On Wednesday, the Food and Drug Administration (FDA) voted 21-0 to recommend authorizing both Moderna and Pfizer-BioNTech’s COVID-19 vaccines for children under five.
The Vaccine and Related Biological Products Advisory Committee voted unanimously to approve both the Moderna vaccine for children six months to five years and the Pfizer vaccine for children ages six months to four years. Children under the age of five are the only age group not currently eligible to be vaccinated against COVID-19.
“The moment has finally come for eager families. The FDA has recommended use of both the Pfizer and Moderna vaccines for the youngest of our community to be protected against COVID-19. This move leads us one step closer to being able to provide the COVID-19 vaccine series to those ages 6 months to 4 years old. The next step is for CDC’s Advisory Committee on Immunization Practices to convene over the weekend to provide recommendations for administration of the vaccines. Following this meeting, we will see vaccines begin to become available in our community as early as next week at pediatrician’s offices and pharmacies,” Dr. Ansorg of the Santa Barbara County Public Health Department told the News-Press in an email on Thursday.
All 21 members of the advisory board voted yes in response to both of the following questions according to a report by CNN:
– “Based on the totality of scientific evidence available, do the benefits of the Moderna COVID-19 Vaccine when administered as a 2-dose series (25 micrograms each dose) outweigh its risks for use in infants and children 6 months through 5 years of age?”

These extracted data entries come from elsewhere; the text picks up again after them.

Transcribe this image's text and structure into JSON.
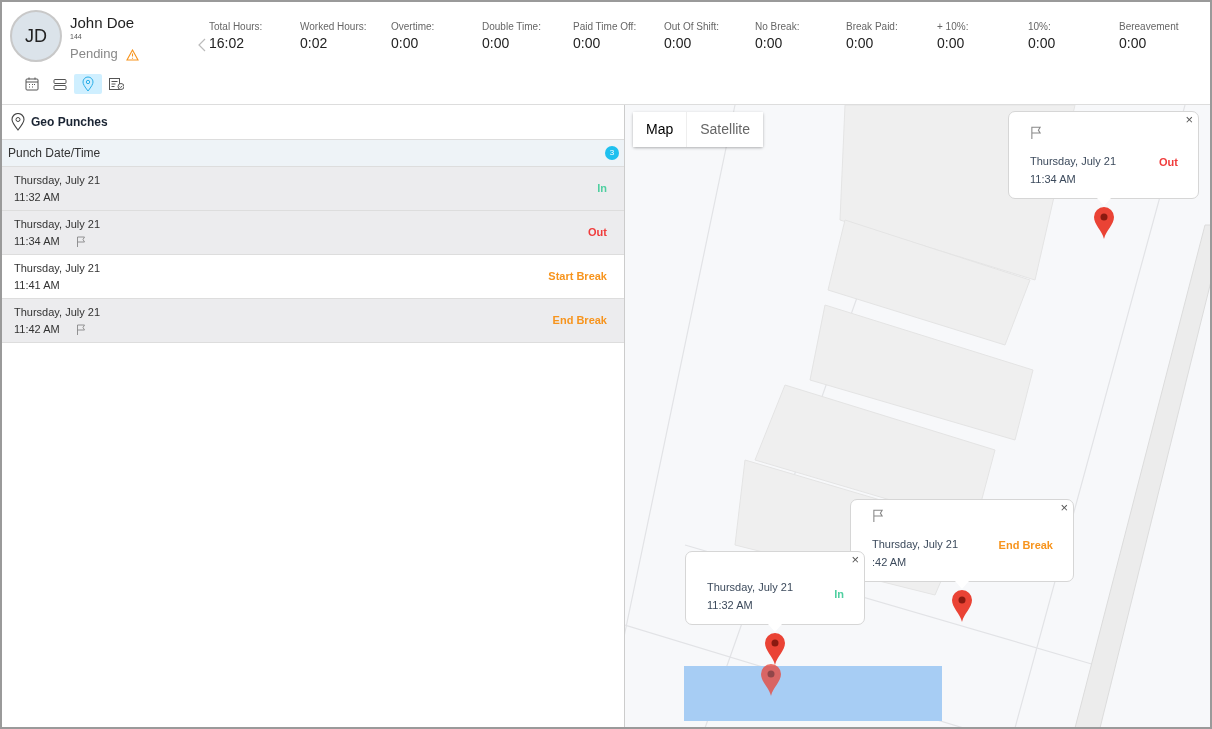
{
  "employee": {
    "initials": "JD",
    "name": "John Doe",
    "id": "144",
    "status": "Pending",
    "warning": true
  },
  "view_tabs": [
    {
      "selected": false
    },
    {
      "selected": false
    },
    {
      "selected": true
    },
    {
      "selected": false
    }
  ],
  "stats": [
    {
      "label": "Total Hours:",
      "value": "16:02"
    },
    {
      "label": "Worked Hours:",
      "value": "0:02"
    },
    {
      "label": "Overtime:",
      "value": "0:00"
    },
    {
      "label": "Double Time:",
      "value": "0:00"
    },
    {
      "label": "Paid Time Off:",
      "value": "0:00"
    },
    {
      "label": "Out Of Shift:",
      "value": "0:00"
    },
    {
      "label": "No Break:",
      "value": "0:00"
    },
    {
      "label": "Break Paid:",
      "value": "0:00"
    },
    {
      "label": "+ 10%:",
      "value": "0:00"
    },
    {
      "label": "10%:",
      "value": "0:00"
    },
    {
      "label": "Bereavement",
      "value": "0:00"
    }
  ],
  "panel": {
    "title": "Geo Punches",
    "column": "Punch Date/Time",
    "count": "3"
  },
  "punches": [
    {
      "date": "Thursday, July 21",
      "time": "11:32 AM",
      "type": "In",
      "kind": "in",
      "flagged": false,
      "selected": true
    },
    {
      "date": "Thursday, July 21",
      "time": "11:34 AM",
      "type": "Out",
      "kind": "out",
      "flagged": true,
      "selected": true
    },
    {
      "date": "Thursday, July 21",
      "time": "11:41 AM",
      "type": "Start Break",
      "kind": "break",
      "flagged": false,
      "selected": false
    },
    {
      "date": "Thursday, July 21",
      "time": "11:42 AM",
      "type": "End Break",
      "kind": "break",
      "flagged": true,
      "selected": true
    }
  ],
  "map": {
    "map_types": [
      {
        "label": "Map",
        "selected": true
      },
      {
        "label": "Satellite",
        "selected": false
      }
    ],
    "popups": [
      {
        "date": "Thursday, July 21",
        "time": "11:34 AM",
        "type": "Out",
        "kind": "out",
        "flagged": true,
        "close": "×"
      },
      {
        "date": "Thursday, July 21",
        "time": ":42 AM",
        "type": "End Break",
        "kind": "break",
        "flagged": true,
        "close": "×"
      },
      {
        "date": "Thursday, July 21",
        "time": "11:32 AM",
        "type": "In",
        "kind": "in",
        "flagged": false,
        "close": "×"
      }
    ]
  }
}
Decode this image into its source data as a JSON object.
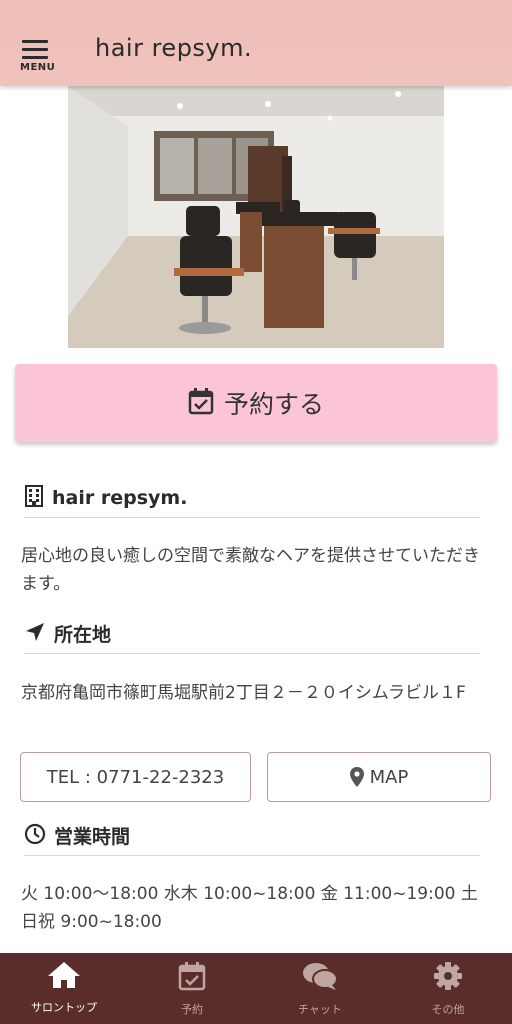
{
  "header": {
    "menu_label": "MENU",
    "title": "hair repsym."
  },
  "reserve": {
    "label": "予約する"
  },
  "salon": {
    "name": "hair repsym.",
    "description": "居心地の良い癒しの空間で素敵なヘアを提供させていただきます。"
  },
  "location": {
    "heading": "所在地",
    "address": "京都府亀岡市篠町馬堀駅前2丁目２－２０イシムラビル１F",
    "tel_label": "TEL : 0771-22-2323",
    "map_label": "MAP"
  },
  "hours": {
    "heading": "営業時間",
    "text": "火 10:00〜18:00 水木 10:00~18:00 金 11:00~19:00 土日祝 9:00~18:00"
  },
  "nav": {
    "items": [
      {
        "label": "サロントップ",
        "icon": "home-icon"
      },
      {
        "label": "予約",
        "icon": "calendar-check-icon"
      },
      {
        "label": "チャット",
        "icon": "chat-icon"
      },
      {
        "label": "その他",
        "icon": "gear-icon"
      }
    ]
  },
  "colors": {
    "header": "#f0c2bc",
    "reserve": "#fbc5d6",
    "nav": "#5a2d2a"
  }
}
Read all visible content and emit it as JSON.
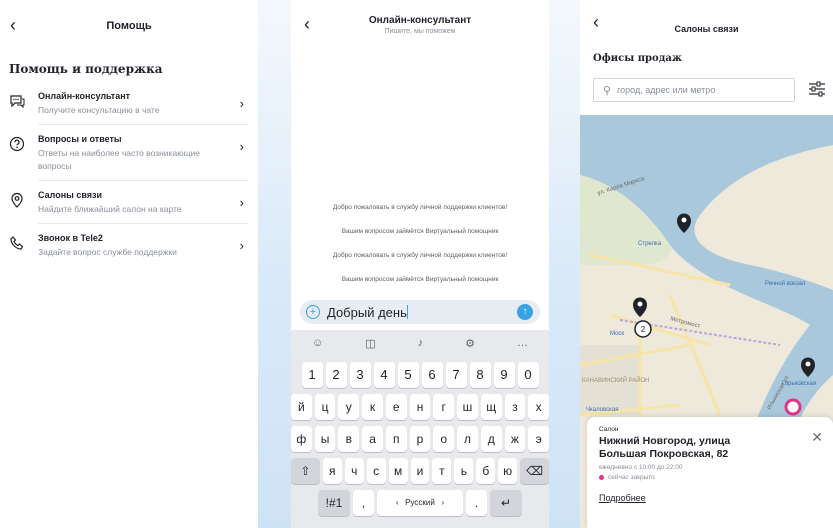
{
  "help": {
    "title": "Помощь",
    "section": "Помощь и поддержка",
    "items": [
      {
        "title": "Онлайн-консультант",
        "subtitle": "Получите консультацию в чате"
      },
      {
        "title": "Вопросы и ответы",
        "subtitle": "Ответы на наиболее часто возникающие вопросы"
      },
      {
        "title": "Салоны связи",
        "subtitle": "Найдите ближайший салон на карте"
      },
      {
        "title": "Звонок в Tele2",
        "subtitle": "Задайте вопрос службе поддержки"
      }
    ]
  },
  "chat": {
    "title": "Онлайн-консультант",
    "subtitle": "Пишите, мы поможем",
    "messages": [
      "Добро пожаловать в службу личной поддержки клиентов!",
      "Вашим вопросом займётся Виртуальный помощник",
      "Добро пожаловать в службу личной поддержки клиентов!",
      "Вашим вопросом займётся Виртуальный помощник"
    ],
    "input_value": "Добрый день"
  },
  "keyboard": {
    "numbers": [
      "1",
      "2",
      "3",
      "4",
      "5",
      "6",
      "7",
      "8",
      "9",
      "0"
    ],
    "row1": [
      "й",
      "ц",
      "у",
      "к",
      "е",
      "н",
      "г",
      "ш",
      "щ",
      "з",
      "х"
    ],
    "row2": [
      "ф",
      "ы",
      "в",
      "а",
      "п",
      "р",
      "о",
      "л",
      "д",
      "ж",
      "э"
    ],
    "row3": [
      "я",
      "ч",
      "с",
      "м",
      "и",
      "т",
      "ь",
      "б",
      "ю"
    ],
    "symbols_key": "!#1",
    "comma_key": ",",
    "language": "Русский",
    "lang_left": "‹",
    "lang_right": "›",
    "period_key": "."
  },
  "salons": {
    "title": "Салоны связи",
    "section": "Офисы продаж",
    "search_placeholder": "город, адрес или метро",
    "map_labels": {
      "street_marksa": "ул. Карла Маркса",
      "strelka": "Стрелка",
      "rechnoy": "Речной вокзал",
      "moskovskaya": "Моск",
      "metromost": "Метромост",
      "kanavinsky": "КАНАВИНСКИЙ РАЙОН",
      "chkalovskaya": "Чкаловская",
      "gorkovskaya": "Горьковская",
      "ilyinskaya": "Ильинская ул",
      "cluster": "2"
    },
    "card": {
      "category": "Салон",
      "address": "Нижний Новгород, улица Большая Покровская, 82",
      "hours": "ежедневно с 10:00 до 22:00",
      "status": "сейчас закрыто",
      "more": "Подробнее"
    }
  },
  "colors": {
    "accent": "#3aa3e6",
    "closed": "#e0338a",
    "river": "#a9c8dc",
    "land": "#efe9dc"
  }
}
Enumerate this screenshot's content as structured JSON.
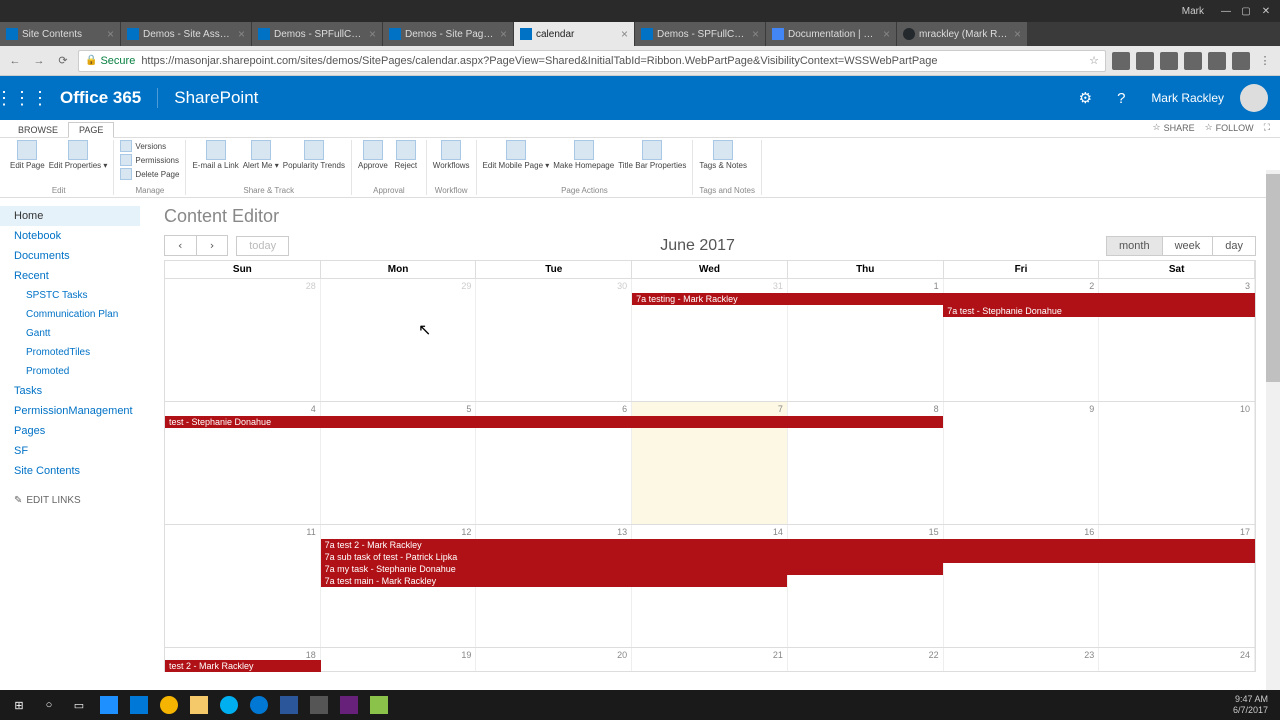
{
  "titlebar": {
    "user": "Mark",
    "min": "—",
    "max": "▢",
    "close": "✕"
  },
  "tabs": [
    {
      "label": "Site Contents",
      "cls": ""
    },
    {
      "label": "Demos - Site Assets - Al",
      "cls": ""
    },
    {
      "label": "Demos - SPFullCalenda",
      "cls": ""
    },
    {
      "label": "Demos - Site Pages - Al",
      "cls": ""
    },
    {
      "label": "calendar",
      "cls": "active"
    },
    {
      "label": "Demos - SPFullCalenda",
      "cls": ""
    },
    {
      "label": "Documentation | FullC",
      "cls": "fc"
    },
    {
      "label": "mrackley (Mark Rackle",
      "cls": "gh"
    }
  ],
  "addr": {
    "secure": "Secure",
    "url": "https://masonjar.sharepoint.com/sites/demos/SitePages/calendar.aspx?PageView=Shared&InitialTabId=Ribbon.WebPartPage&VisibilityContext=WSSWebPartPage"
  },
  "suite": {
    "o365": "Office 365",
    "app": "SharePoint",
    "user": "Mark Rackley"
  },
  "ribbon": {
    "tabs": {
      "browse": "BROWSE",
      "page": "PAGE"
    },
    "share": "SHARE",
    "follow": "FOLLOW",
    "groups": {
      "edit": {
        "label": "Edit",
        "editpage": "Edit Page",
        "props": "Edit Properties ▾"
      },
      "manage": {
        "label": "Manage",
        "versions": "Versions",
        "perms": "Permissions",
        "del": "Delete Page"
      },
      "share_track": {
        "label": "Share & Track",
        "email": "E-mail a Link",
        "alert": "Alert Me ▾",
        "pop": "Popularity Trends"
      },
      "approval": {
        "label": "Approval",
        "approve": "Approve",
        "reject": "Reject"
      },
      "workflow": {
        "label": "Workflow",
        "wf": "Workflows"
      },
      "page_actions": {
        "label": "Page Actions",
        "mobile": "Edit Mobile Page ▾",
        "home": "Make Homepage",
        "titlebar": "Title Bar Properties"
      },
      "tags": {
        "label": "Tags and Notes",
        "tags": "Tags & Notes"
      }
    }
  },
  "nav": {
    "home": "Home",
    "notebook": "Notebook",
    "documents": "Documents",
    "recent": "Recent",
    "spstc": "SPSTC Tasks",
    "comm": "Communication Plan",
    "gantt": "Gantt",
    "ptiles": "PromotedTiles",
    "promoted": "Promoted",
    "tasks": "Tasks",
    "perm": "PermissionManagement",
    "pages": "Pages",
    "sf": "SF",
    "sitecontents": "Site Contents",
    "editlinks": "EDIT LINKS"
  },
  "content_editor": "Content Editor",
  "cal": {
    "prev": "‹",
    "next": "›",
    "today": "today",
    "title": "June 2017",
    "month": "month",
    "week": "week",
    "day": "day",
    "days": [
      "Sun",
      "Mon",
      "Tue",
      "Wed",
      "Thu",
      "Fri",
      "Sat"
    ],
    "grid": [
      [
        "28",
        "29",
        "30",
        "31",
        "1",
        "2",
        "3"
      ],
      [
        "4",
        "5",
        "6",
        "7",
        "8",
        "9",
        "10"
      ],
      [
        "11",
        "12",
        "13",
        "14",
        "15",
        "16",
        "17"
      ],
      [
        "18",
        "19",
        "20",
        "21",
        "22",
        "23",
        "24"
      ]
    ],
    "events": {
      "r0a": "7a testing - Mark Rackley",
      "r0b": "7a test - Stephanie Donahue",
      "r1a": "test - Stephanie Donahue",
      "r2a": "7a test 2 - Mark Rackley",
      "r2b": "7a sub task of test - Patrick Lipka",
      "r2c": "7a my task - Stephanie Donahue",
      "r2d": "7a test main - Mark Rackley",
      "r3a": "test 2 - Mark Rackley"
    }
  },
  "clock": {
    "time": "9:47 AM",
    "date": "6/7/2017"
  }
}
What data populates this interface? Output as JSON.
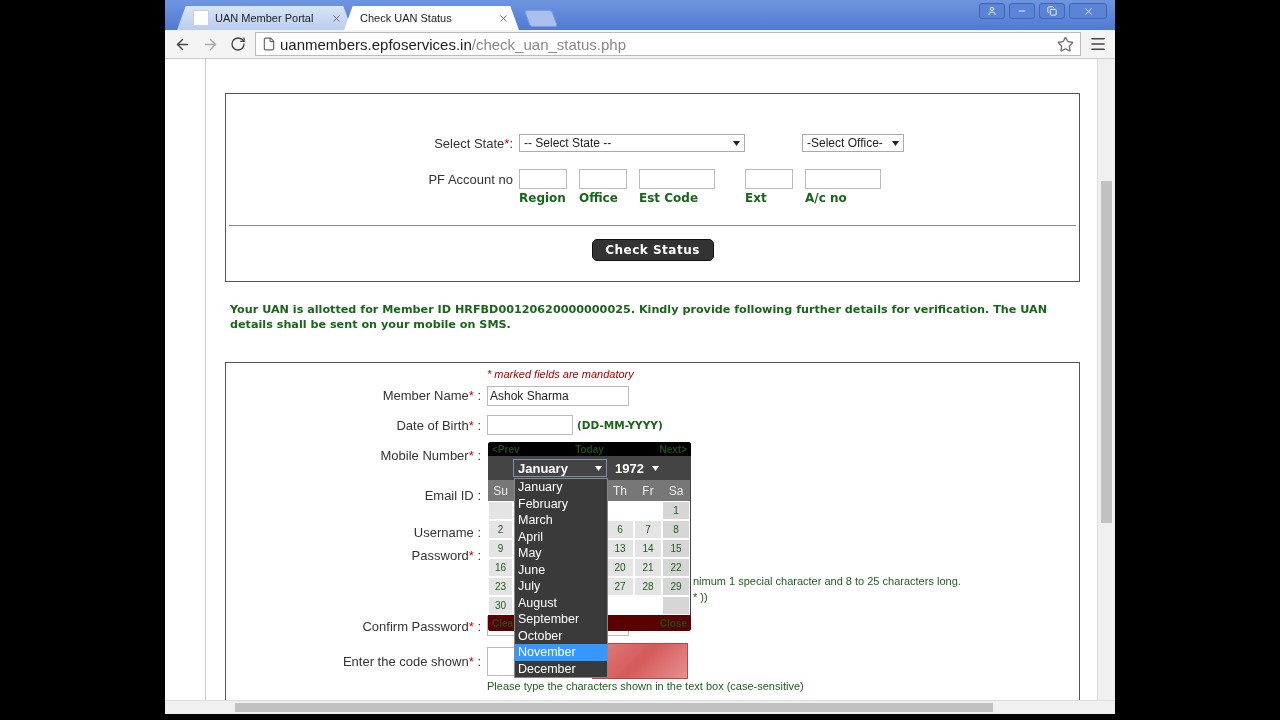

– “Based on the totality of scientific evidence available, do the benefits of the Pfizer-BioNTech COVID-19 Vaccine when administered as a 3-dose series (3 micrograms each dose) outweigh its risks for use in infants and children 6 months through 4 years of age?”
The FDA, which typically follows the recommendations of the advisory committee, is expected to grant emergency use authorization for the vaccines in the coming days. An advisory panel to the Center for Disease Control and Prevention (CDC) is expected to vote on Saturday on whether or not to endorse the shots, according to CNN. The White House has said that shots could begin as soon as next week. The final step is for the CDC Director Dr. Rochelle Walensky to sign off.
While the two vaccines use the same technology, there are differences.
“Vaccine experts noted that the shots haven’t been tested against each other, so there’s no way to tell parents if one is superior,” reported PBS News Hour.
“That is a really important point. You can’t compare the vaccines directly,’’ Dr. Jesse Goodman of Georgetown University, a former FDA vaccine chief told PBS.
During the omicron wave, there was a significant increase in hospitalizations for young children. Additionally, 442 children under the age of 4 have died during the pandemic, according to Dr. Peter Marks, FDA’s vaccine chief.
“Each child that’s lost essentially fractures a family,’’ Dr. Marks told PBS News Hour.